Consequently, commercial fishers are eager to see the most productive parts of the ocean where they work excluded from the new Central Atlantic call area. At Fort Monroe, BOEM representatives urged fishermen to pinpoint especially active regions where boats operate.

Complicating that work is both the fluid nature of fisheries — surf clams, for example, have only recently resurged off Virginia after a roughly three-decade hiatus — and climate change, which is driving many populations northward in search of cooler waters.

“In order to make those plans, we have to have models to show us where they think those fisheries will be in the future,” said Peabody. “We just don’t have that yet for all our species.”

Fishery impacts, whether from climate change or from offshore wind, are likely to have ripple effects through the state’s economy. According to data from the National Marine Fisheries Service, Virginia’s commercial fishers took in $184 million in landings revenue in 2019, with scallops the most valuable species. (Those numbers don’t reflect the recent reappearance of the surf clam industry.) Recreational saltwater fishing produced hundreds of millions more in economic activity.

Virginia officials aren’t eager to see the state’s fishing industry constricted in any way. But when it comes to creating new wind energy areas, Peabody said the state’s power is limited.
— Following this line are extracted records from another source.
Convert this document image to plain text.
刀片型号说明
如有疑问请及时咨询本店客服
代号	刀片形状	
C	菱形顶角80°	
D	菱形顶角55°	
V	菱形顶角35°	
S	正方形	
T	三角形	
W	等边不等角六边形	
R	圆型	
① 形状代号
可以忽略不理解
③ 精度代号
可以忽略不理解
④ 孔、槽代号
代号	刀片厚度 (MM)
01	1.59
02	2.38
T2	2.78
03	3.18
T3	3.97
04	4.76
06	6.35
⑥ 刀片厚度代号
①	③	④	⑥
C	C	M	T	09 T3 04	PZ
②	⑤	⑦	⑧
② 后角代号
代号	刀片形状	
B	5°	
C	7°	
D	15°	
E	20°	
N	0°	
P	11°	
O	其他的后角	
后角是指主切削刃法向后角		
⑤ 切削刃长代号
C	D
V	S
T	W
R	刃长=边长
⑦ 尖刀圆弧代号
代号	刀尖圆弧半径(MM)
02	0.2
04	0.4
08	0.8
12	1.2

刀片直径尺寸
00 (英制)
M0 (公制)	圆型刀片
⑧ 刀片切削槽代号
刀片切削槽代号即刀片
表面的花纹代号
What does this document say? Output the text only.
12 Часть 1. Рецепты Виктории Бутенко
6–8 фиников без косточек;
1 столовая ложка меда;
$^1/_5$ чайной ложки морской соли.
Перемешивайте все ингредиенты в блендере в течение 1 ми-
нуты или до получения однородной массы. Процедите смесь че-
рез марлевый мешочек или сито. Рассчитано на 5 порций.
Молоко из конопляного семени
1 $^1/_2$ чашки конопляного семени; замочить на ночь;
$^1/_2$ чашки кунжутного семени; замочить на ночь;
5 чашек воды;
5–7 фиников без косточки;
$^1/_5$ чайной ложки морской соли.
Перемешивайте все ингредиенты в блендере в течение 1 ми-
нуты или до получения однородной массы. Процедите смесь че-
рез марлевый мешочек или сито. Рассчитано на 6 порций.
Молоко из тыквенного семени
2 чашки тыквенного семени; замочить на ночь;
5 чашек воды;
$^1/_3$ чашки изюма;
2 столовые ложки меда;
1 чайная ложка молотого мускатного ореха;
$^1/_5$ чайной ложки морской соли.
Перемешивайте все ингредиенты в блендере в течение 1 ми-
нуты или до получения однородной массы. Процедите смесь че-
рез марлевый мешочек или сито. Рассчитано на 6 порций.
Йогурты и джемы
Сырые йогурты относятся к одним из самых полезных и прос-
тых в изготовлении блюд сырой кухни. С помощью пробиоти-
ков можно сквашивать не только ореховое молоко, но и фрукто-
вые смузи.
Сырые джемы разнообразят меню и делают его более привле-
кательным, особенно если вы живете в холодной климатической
“We don’t have legal authority over the approval or what’s going to happen out there, so we have to kind of play this role of trying to guide development through either commenting on projects or trying to give the commercial fishermen the platform they need in order to give good data and air out their concerns,” she said.

Hawkins said the “diffusion of responsibility” is one of the major challenges the fishing industry faces when it comes to grappling with offshore wind.

“It’s very, very difficult, because between the developers, the state and the federal government, every single one of the three is pointing the finger in a circle and saying, ‘Why don’t you ask them about that?’” she said.